Making Sense of Context

The third component of AL is sense-making. There’s an apt analogy by Brian Arthur that characterizes the challenge of sense-making in today’s world. Imagine you are milling about in a large casino with the top leaders of high tech. Over at one table, a game is starting called Multimedia; over at another table is a game called Web Services. There are many such tables and you choose one to sit at.

‘How much to play?’ you ask.

‘Three billion’, the croupier replies.

‘Who’ll be playing?’ you ask.

“We don’t know until they show up,’ he replies.

‘What are the rules?’

‘These will emerge as the game unfolds,’ says the croupier.

‘What are the odds of winning?’ you wonder.

‘No idea,’ responds the house. ‘Do you still want to play?’
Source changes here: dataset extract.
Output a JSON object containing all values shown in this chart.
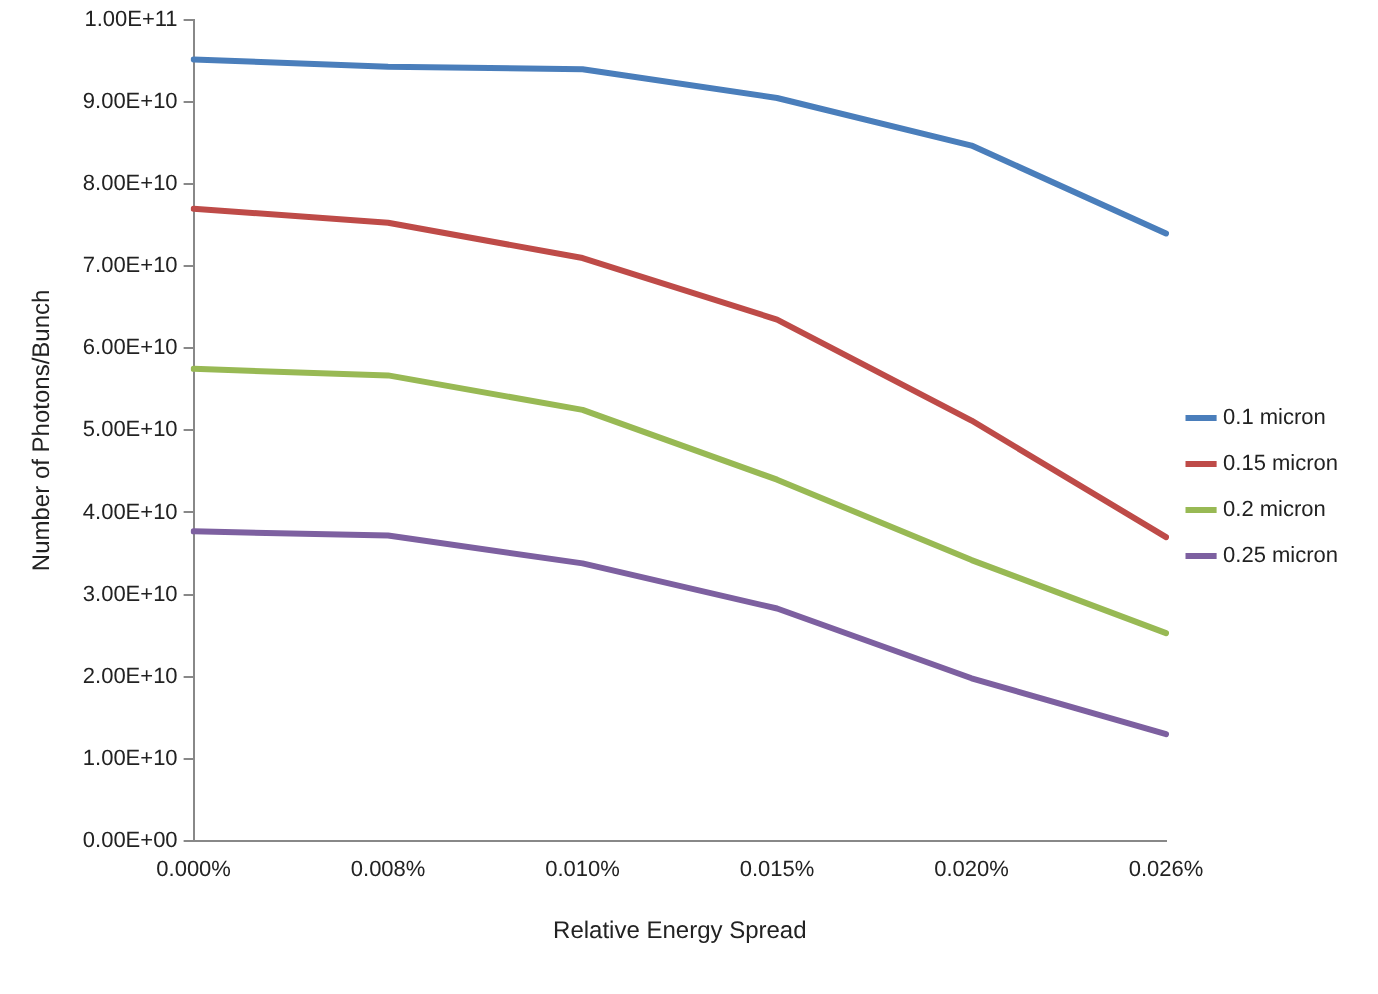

This analogy illustrates the level of uncertainty and ambiguity of the business context and the larger world we live in today. What distinguishes great leaders from average leaders is their capability and willingness to perceive the nature of the game and the rules by which it is played – as they are playing it. Aware leaders have a readiness to move between head and heart, logic and intuition, inductive and deductive reasoning, left and right brain, all while playing the game. This power of sense making requires that leaders have self-awareness, emotional intelligence and the ability to deal with cognitive complexity, but most important is the flexibility to go between the ‘what is’ and ‘what can be.’

SyNet Walks Our Talk

At SyNet, we are deeply committed to the practice and principles of Awareness-based leadership. This is how we organize and run our own organization, how we relate to our clients, to the teams of consultants and administrators we work with and last not least how we relate amongst ourselves. Within SyNet is our testing ground; this is where we refine what we bring to our clients—authentic and transformational Awareness-based Leadership training, experienced directly and personally by every one of our team members. This is how we know what we teach works. We are what we teach!